I'm circling back through the stages of grief, and the depressed stage is here again. I know I'm lucky it's only mild, but even that sucks.
It seems to me the writing suffers for it. I do my 'small stone' dutifully each day, mindfully looking outside myself. It works up to a point, to take me out of myself, but I think the writing lacks verve.
I even share my blog posts on facebook each day, because I set up a writer's page. Seemed like a good idea at the time. I may have lost rather than gained readers by it, as not everyone on my friends list has subscribed to the page. (On the other hand, maybe the ones who didn't weren't reading my literary endeavours anyway.) In any case, I think the writing this month is pretty banal. I also think my 'poem a day' last month was fairly ordinary to boot. Why would anyone want to keep reading this stuff, I ask myself. I'm grateful that people do, but I wonder how long they can be bothered.
I think it must be time to stop with the prompts and things, and do some serious revision instead. I always promise myself this and then fail to tackle it. I have a chapbook that's been languishing for a year! And so many more possibilities.
I just gave some opinions on a friend's poems for a potential book. She writes wonderfully — but I thought some of this lot weren't up to standard. Maybe it's just my general lack of enthusiasm for anything at the moment. But I was reminded of something Mal Morgan said to me years ago about one of my poems: 'It's not telling me anything new.' Does it matter how well written something is if it doesn't strike the reader as new and fresh? Opinions we can comfortably agree with are for Facebook status updates, not poems.
Well, it's not wrong to inspire a reader to agreement, but hopefully as an 'Ah!' of delighted recognition, not as something they might easily have said themselves.
Hard to know, perhaps, what readers might consider 'ho-hum'. I guess one way is to keep posting and see what comments I get.
I think I'm due for a holiday, and luckily I'm getting one fairly soon. Then — new year resolution — no more daily writing for a while, and no more subject prompts either. I might do some form prompts. I like playing around with form. But mostly, time to really revise at last.

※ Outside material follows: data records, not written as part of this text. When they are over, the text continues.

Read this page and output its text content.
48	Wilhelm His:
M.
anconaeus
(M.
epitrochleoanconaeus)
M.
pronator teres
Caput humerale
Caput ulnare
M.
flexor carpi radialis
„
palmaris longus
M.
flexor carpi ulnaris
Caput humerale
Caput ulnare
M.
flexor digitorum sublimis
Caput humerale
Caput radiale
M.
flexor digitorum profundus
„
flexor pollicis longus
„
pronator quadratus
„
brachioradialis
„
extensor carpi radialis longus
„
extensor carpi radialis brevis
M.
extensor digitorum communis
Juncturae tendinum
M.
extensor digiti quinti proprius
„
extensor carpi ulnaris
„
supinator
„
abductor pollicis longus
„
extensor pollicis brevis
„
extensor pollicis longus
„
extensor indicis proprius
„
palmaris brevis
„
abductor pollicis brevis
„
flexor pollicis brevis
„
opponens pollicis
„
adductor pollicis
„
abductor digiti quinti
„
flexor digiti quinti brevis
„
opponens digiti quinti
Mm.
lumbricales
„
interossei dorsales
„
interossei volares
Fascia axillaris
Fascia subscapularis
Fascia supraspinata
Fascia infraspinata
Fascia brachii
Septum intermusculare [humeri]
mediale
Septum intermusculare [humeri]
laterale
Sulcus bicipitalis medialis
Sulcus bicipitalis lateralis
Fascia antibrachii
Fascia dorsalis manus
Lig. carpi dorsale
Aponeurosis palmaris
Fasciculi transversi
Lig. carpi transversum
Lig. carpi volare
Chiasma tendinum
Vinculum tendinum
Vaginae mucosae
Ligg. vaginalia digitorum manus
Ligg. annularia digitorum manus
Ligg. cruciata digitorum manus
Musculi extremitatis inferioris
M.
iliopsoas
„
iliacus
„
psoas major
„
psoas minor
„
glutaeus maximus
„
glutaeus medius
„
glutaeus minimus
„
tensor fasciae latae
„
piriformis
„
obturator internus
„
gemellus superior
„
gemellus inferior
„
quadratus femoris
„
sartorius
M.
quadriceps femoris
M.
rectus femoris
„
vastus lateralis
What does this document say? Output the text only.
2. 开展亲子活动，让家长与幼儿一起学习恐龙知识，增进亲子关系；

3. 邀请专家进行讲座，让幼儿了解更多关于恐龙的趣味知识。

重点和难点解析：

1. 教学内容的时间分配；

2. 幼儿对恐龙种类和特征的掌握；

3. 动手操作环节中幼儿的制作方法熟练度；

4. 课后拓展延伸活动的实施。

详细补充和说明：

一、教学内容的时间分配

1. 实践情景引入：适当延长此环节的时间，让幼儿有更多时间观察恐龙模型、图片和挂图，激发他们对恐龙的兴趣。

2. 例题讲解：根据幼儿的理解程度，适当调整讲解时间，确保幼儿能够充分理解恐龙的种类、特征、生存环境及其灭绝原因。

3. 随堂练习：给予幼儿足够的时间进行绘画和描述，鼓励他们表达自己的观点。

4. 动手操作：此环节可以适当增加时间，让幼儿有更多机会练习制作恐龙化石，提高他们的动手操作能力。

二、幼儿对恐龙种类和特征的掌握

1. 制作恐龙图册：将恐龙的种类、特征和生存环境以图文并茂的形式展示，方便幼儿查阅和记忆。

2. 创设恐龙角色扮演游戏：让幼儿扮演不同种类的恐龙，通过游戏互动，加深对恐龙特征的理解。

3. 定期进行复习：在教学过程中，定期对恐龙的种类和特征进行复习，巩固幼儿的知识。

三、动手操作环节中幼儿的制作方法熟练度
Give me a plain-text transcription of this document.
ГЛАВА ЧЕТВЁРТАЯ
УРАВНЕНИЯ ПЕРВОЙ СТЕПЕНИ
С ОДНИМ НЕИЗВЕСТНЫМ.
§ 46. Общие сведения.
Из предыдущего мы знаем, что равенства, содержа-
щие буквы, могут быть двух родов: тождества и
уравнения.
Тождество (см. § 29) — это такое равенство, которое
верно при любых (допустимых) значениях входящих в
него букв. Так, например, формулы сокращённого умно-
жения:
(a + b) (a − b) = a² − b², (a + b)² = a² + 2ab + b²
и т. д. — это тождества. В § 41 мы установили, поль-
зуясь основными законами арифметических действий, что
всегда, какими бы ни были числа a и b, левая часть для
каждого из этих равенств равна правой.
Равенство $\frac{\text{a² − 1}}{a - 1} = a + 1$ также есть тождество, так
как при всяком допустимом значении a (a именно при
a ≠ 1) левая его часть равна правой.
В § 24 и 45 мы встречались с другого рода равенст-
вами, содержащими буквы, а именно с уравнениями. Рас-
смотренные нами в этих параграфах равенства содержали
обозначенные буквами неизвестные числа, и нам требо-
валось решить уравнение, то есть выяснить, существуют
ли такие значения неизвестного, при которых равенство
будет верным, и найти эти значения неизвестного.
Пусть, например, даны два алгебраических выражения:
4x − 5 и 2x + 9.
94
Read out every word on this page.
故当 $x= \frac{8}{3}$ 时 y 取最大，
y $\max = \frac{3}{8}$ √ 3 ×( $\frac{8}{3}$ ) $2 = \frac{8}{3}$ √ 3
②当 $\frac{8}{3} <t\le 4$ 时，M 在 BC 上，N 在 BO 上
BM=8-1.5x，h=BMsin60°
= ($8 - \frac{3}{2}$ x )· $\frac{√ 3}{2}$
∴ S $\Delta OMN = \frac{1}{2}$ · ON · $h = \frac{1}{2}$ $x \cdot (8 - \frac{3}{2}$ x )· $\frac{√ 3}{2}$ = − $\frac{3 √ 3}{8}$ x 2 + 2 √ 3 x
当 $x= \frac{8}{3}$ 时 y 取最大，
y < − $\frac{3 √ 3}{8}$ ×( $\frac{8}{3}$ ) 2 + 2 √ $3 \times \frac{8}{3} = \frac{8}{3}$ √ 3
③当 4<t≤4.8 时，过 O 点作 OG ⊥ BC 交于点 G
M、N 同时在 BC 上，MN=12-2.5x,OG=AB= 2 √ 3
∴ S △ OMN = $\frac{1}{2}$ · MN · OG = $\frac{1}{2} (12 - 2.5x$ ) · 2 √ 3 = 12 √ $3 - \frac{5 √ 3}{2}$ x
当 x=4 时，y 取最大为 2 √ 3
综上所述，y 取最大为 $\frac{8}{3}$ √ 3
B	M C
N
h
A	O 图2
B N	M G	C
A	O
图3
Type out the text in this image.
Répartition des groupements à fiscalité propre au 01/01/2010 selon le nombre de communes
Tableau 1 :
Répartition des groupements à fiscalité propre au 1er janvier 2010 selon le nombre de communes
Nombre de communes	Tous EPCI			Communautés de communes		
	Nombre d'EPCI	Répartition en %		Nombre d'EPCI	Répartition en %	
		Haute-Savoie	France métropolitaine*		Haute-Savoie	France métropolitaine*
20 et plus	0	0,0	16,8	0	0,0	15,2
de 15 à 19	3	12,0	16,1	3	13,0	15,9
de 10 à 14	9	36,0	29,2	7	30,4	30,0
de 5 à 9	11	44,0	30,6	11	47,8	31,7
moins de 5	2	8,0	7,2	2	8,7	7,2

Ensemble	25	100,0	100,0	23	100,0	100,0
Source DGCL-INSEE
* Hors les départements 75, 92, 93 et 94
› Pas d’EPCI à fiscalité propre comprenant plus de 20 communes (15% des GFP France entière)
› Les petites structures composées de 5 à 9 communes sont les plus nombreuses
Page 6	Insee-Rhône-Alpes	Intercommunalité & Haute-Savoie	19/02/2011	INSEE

I am also wondering about the wisdom of having transferred my writer's journal here to my personal blog. Seemed sensible to reduce the ridiculous number of blogs I keep. But now I am thinking, here is more blah that people won't really care to read, so why am I inflicting it on them? A lot of the time — like now — it's really just me talking to me about what's going on with my writing. Ah well, they can always stop reading, I guess. They're free to choose.
Meanwhile, yes, I think I'm in some kind of doldrums all right.
doldrums time of the year, yep. here too. I think part of the unrelenting cheer that seems mandated. it's an unrealistic standard for the daily. there's no naturally ebb and flow so the normal seems not as permissable with xmas and new years being a month instead of a day.
ReplyDeleteHa! yes, good point about the 'month instead of a day'.